可是这里总会在夜里闪着奇怪的光,这里有五光十色的娱乐没施,有最会洒钱的富二代公子哥,有最会赚钱的资本主义大佬,有最会摇头摆脑的小舞厅,有最会混吃等死的男男女女,有最会抢劫跑路的街头混混,有最会压榨农民的老财地主。
应有尽有。
路鸣云出生于西南郊外靠海的一座已经烂到不堪设想的孤儿院里。据说这家地板已经发霉生锈的孤儿院是早年前一个来此经商的金发外国人建立的,当几十份应聘院长的纸张分散在村庄里的各个角落时竟没有一个人敢揭下皇榜前来接管这么一个小房子,更可悲的是那个外国商人,在这呆了不到一年就卷铺盖跑路了,空留一栋散发着闲人勿近的金贵气息的洋房格格不入立在废墟之中。

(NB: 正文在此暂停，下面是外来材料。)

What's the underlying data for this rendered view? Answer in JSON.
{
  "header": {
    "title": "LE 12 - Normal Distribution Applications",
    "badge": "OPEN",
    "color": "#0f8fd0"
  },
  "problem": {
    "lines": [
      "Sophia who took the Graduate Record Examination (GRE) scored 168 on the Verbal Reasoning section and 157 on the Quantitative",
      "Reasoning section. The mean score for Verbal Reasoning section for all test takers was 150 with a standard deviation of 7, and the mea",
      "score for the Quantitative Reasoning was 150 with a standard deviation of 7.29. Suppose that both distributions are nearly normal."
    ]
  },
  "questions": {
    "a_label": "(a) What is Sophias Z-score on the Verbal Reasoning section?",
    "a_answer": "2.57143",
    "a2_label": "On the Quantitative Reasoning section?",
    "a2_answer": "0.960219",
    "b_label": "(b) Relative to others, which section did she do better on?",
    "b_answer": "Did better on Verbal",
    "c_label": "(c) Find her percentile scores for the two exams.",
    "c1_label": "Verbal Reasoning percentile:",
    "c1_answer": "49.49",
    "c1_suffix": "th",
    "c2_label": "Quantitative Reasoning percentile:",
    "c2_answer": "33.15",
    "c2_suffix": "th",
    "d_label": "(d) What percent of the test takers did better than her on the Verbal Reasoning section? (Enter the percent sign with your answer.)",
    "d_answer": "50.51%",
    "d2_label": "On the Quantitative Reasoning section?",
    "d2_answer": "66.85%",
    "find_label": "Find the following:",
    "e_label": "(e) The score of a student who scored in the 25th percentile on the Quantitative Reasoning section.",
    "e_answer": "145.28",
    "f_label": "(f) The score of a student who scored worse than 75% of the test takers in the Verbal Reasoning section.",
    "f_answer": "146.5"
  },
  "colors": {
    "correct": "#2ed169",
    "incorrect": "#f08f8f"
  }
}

当地村民见此状哪还管三七二十一,家里的没人管的熊孩子以及流浪在此没床没衣服的老头子倒落得一个好地方,整日整夜的几十个半大的孩子穿梭于这座建筑和背后连片摇曳的农田里乐此不疲。久而久之,这里究竟有多么乌烟瘴气没人知晓。
路鸣云第一次睁开眼睛看到的是一个接生婆模样的女人,发霉的天花板以及摇摇欲坠的灯泡,和那个在接下来十几年间天天欺负自己的那个自恃无恐的大男孩。
别人都说他是这里最大最有阅历的,所以每个孩子都得管他叫一声大家长,都得把他当成孤院院长俯首称臣,而路鸣云是人群中最不显眼最弱小透明的那个,所以每次都能大概率逃脱上交奶糖做为保护费的无理要求,以及不交就会被打的皮肉之苦。
他好像总是高高在上,身边有一群称兄道弟的人,每次踩着别人为他铺好的肩膀走进那所子虚乌有的学校,听那个若有若无的老师口若悬河,之后伴随着夕阳踏着泥泞不堪的羊肠小道以一副片区扛把子的气势拉帮结派,或打架,或抢钱或抢糖,又或堵住一个胆小如鼠而且看不顺眼的小屁孩一顿冷嘲热讽后打一顿跑路。可等到路鸣云都要半大成年了,那个老大都要从小坏到大进城讨生活了,仍没有一个人主动爬出来拧断他的肩,把他身上的脏钱倒出来,甚至没有一个人敢在路上叫住那个巡逻的警察诉尽苦水。
路鸣云习惯于躲在一颗梧桐后一边听着他们胆战心惊的叫骂声,一边借着楼上的微光缝着一个小妹妹穿烂的长袖。
路鸣云总是在夜深人静的时候为所有人打抱不平,总是胡思乱想着自己拿着厨房里钝了的刀会如何如何行侠仗义,会如何如何劫富济贫,每当这时几股滚烫的真气就会在路鸣云胸口涌动着,久久无法散去。
等到了第二天,他又躺在农田里,土壤上,一边听着几近癫狂的叫嚣声,一边又心安理得吹着咸咸的海风,闻着淡雅的花香。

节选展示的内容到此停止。